The Roman Conqueror

Rome's Official Newspaper

Commemorative Edition March 25, 49 A.D.

Caesar's Civil War

As we all know, just recently Gaius Julius Caesar stormed over the Rubicon River with his faithful army. However, this has brought our whole empire into civil war. Pompey and the rest of the senate brought this about by fearing Caesar's power and asking him to disband his army.

Since Caesar has been in Rome, he has already gotten to work. First, he set up a rump senate. Then, he established himself as dictator, so now he is in charge. Julius Caesar is currently practicing clemency. This means he refuses to execute anyone, nor confiscate any property.

Meanwhile, Pompey's legions have moved to Brundisium. They are currently sailing East. When Caesar first crossed over the Rubicon, they were in Spain. It is unknown what will happen next, but it is all we can do to hope that this civil war will not get too far out of hand.

Tragedies vs. Comedies

One of my favorite places in our whole Roman Empire is the theater. I especially enjoy going to the new permanent stone theater, erected by the elusive Pompey. Personally, I will watch any and all plays going on, but I find myself enjoying some more than others. In my opinion, comedies are the best plays in the theater.

Now tragedies are just that: tragic. They are very dramatic and when I look around at my fellow spectators, I see many of them crying. What good is that? Should a play not make you smile? What is to enjoy about a show that makes you sad and cry?

This is why I will vouch entirely for comedies! What is more fun than hearing our culture, religion, and politics be made fun of? I love to be aggravated to the point of humiliation by realizing that what is said of our daily lives is true. And the best part of comedies? They make you laugh and smile! This leaves you in a better mood all day!


Wanted: We have just opened a new bakery, Heart of Vesuvius, and we need several people to help out. By we, I mean my wife and I. We reside in the city of Pompeii, but will accept anyone willing to travel to work.

The first person we need is an assistant baker or baker in training. My wife and I will not be around forever, so we know we must train an apprentice to eventually take our place. This person must have basic knowledge of bread baking and be comfortable working around hot ovens all day.

The second helper needed is a sweeper. As a bakery, our floors get covered in crumbs and extra flour. Someone is greatly needed who will be able to clean the floors throughout the day and at closing time especially. This person also needs to be able to clean ovens and counters.

Restaurant Review

The Pear Patina

5 out of 5 stars

The Pear Patina gourmet restaurant is one of the best I have ever been to. Such simple foods, yet cooked so exquisitely. One of the finest dishes at this restaurant was its namesake: the pear pantina. It was neither sweet nor bitter. It was the absolute perfect consistency and a very smooth custard.

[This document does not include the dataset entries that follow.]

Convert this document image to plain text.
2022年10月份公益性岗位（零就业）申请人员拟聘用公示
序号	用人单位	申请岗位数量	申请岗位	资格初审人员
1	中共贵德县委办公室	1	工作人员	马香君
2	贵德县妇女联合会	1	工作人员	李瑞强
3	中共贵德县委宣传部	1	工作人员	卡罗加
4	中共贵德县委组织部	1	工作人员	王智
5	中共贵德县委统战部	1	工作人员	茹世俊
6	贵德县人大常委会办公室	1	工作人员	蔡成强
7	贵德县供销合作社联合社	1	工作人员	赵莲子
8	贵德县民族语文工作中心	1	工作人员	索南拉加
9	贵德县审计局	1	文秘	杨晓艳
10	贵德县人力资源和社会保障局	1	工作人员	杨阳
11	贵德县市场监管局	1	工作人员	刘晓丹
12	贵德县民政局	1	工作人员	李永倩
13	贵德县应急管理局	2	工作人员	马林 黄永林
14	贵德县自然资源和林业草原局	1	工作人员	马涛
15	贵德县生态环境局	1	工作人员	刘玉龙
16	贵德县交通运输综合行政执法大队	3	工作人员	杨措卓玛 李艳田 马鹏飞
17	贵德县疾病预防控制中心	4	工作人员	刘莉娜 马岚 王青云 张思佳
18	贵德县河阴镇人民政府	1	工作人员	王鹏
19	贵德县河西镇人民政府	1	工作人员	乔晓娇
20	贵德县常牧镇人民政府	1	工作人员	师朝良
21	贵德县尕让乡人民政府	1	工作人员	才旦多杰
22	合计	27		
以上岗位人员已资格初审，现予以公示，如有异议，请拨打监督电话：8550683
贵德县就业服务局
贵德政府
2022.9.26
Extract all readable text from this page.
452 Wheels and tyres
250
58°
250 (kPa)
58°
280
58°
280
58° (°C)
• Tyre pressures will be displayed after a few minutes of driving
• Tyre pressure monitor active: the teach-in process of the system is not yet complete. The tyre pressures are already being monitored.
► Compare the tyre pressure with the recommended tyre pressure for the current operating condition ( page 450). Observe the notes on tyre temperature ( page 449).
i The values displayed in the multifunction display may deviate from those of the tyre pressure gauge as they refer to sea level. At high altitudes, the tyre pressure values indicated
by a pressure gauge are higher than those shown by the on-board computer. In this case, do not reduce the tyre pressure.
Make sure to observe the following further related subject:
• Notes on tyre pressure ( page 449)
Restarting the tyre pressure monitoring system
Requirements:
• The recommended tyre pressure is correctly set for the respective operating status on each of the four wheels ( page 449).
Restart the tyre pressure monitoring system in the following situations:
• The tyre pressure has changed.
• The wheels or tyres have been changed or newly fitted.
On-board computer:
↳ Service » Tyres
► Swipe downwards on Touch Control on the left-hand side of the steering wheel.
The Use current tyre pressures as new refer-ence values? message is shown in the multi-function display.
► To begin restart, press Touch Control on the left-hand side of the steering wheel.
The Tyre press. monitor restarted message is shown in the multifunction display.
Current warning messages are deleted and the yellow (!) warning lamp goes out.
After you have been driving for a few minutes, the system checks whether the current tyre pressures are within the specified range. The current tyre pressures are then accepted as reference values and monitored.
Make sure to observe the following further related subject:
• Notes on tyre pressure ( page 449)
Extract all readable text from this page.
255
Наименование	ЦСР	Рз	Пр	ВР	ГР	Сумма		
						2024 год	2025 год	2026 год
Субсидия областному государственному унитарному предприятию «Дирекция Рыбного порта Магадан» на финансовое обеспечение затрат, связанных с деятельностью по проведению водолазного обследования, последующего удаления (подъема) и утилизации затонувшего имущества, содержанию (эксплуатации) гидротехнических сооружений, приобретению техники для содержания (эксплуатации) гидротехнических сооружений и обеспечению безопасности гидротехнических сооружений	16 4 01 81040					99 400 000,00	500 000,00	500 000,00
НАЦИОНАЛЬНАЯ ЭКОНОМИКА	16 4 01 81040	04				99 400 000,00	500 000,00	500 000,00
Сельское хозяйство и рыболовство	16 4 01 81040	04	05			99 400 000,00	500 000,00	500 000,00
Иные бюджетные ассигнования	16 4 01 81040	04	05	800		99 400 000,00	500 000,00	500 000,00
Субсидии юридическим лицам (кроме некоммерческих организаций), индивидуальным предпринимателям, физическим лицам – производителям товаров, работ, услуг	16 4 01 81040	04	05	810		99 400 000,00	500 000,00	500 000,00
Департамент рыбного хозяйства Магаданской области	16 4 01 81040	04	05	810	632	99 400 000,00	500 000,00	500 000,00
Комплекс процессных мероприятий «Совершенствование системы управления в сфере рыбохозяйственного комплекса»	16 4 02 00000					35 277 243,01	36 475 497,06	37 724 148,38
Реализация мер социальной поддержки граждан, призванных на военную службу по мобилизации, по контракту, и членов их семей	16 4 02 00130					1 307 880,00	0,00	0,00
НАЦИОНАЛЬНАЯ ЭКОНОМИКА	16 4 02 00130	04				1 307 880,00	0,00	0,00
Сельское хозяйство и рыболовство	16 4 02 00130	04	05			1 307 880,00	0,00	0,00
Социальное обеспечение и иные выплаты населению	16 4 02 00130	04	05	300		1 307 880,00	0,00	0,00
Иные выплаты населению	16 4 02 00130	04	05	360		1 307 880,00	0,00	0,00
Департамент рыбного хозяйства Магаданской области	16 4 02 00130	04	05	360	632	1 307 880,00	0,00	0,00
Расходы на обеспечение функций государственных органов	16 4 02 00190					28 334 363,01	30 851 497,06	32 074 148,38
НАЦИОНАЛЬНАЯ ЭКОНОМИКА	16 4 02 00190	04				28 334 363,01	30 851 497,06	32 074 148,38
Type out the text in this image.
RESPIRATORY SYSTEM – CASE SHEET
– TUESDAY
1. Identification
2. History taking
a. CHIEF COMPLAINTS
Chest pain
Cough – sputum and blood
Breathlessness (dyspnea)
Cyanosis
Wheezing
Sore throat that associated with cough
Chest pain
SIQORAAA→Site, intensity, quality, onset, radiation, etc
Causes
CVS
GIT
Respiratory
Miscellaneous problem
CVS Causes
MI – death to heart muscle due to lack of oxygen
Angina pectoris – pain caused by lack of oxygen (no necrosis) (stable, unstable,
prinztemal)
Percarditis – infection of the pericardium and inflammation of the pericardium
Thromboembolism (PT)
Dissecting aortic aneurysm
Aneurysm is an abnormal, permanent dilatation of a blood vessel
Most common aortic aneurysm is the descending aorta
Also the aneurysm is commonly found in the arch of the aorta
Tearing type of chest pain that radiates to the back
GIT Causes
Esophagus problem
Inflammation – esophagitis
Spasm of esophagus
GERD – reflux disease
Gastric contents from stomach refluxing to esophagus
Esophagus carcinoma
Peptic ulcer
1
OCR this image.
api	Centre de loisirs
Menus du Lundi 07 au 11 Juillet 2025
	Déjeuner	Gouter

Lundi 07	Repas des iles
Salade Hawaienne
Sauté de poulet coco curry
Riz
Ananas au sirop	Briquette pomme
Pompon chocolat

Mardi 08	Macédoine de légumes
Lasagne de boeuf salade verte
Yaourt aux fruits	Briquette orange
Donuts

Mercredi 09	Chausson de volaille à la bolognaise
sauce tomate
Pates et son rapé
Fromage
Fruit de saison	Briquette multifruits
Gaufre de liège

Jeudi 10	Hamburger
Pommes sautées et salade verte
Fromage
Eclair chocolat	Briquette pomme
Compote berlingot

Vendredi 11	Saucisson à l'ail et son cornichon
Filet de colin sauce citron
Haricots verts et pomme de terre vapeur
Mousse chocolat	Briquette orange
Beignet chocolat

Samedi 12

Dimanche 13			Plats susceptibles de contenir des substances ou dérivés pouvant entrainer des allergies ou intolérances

Also served at the Pear Patina were stuffed kidneys. The lamb's kidneys were cooked to perfection, and seasoned extremely well. The meat was not dry at all. The kidneys were perfectly sealed by the sausage skin.

The simple dessert, libum, was absolutely splendid. The honey was quite runny and liquidy and gave it the perfect sweetness. It was a decent consistency. It was also risen to the optimal height. All in all, I would suggest this restaurant to anyone and everyone.


This article is in honor of all the lives lost during the rebellion of Spartacus and in hopes that through our current civil war, it will never happen again. Spartacus was freeborn in the province of Thrace. There he served as an auxiliary in the Roman army in Macedonia. However, he deserted the army, was outlawed, captured, and then sold into slavery. He was then trained at the gladiatorial school of Batiatus in Capua.

In 73 BCE he escaped with about 75 other gladiators, stealing kitchen knives along the way. In the next year, Spartacus raised about 70,000 slaves, mostly from rural areas. After defeating Lentulus and Publicola, Spartacus made his 300 prisoners fight each other to the death.

At the height of his revolt, Spartacus had 120,000 followers. However, in 71 BC, everything began to fall apart. The slaves had one final minor victory before 6,000 slaves were taken prisoner and crucified. Spartacus died in the battle and was never found amidst the shocking amount of bodies.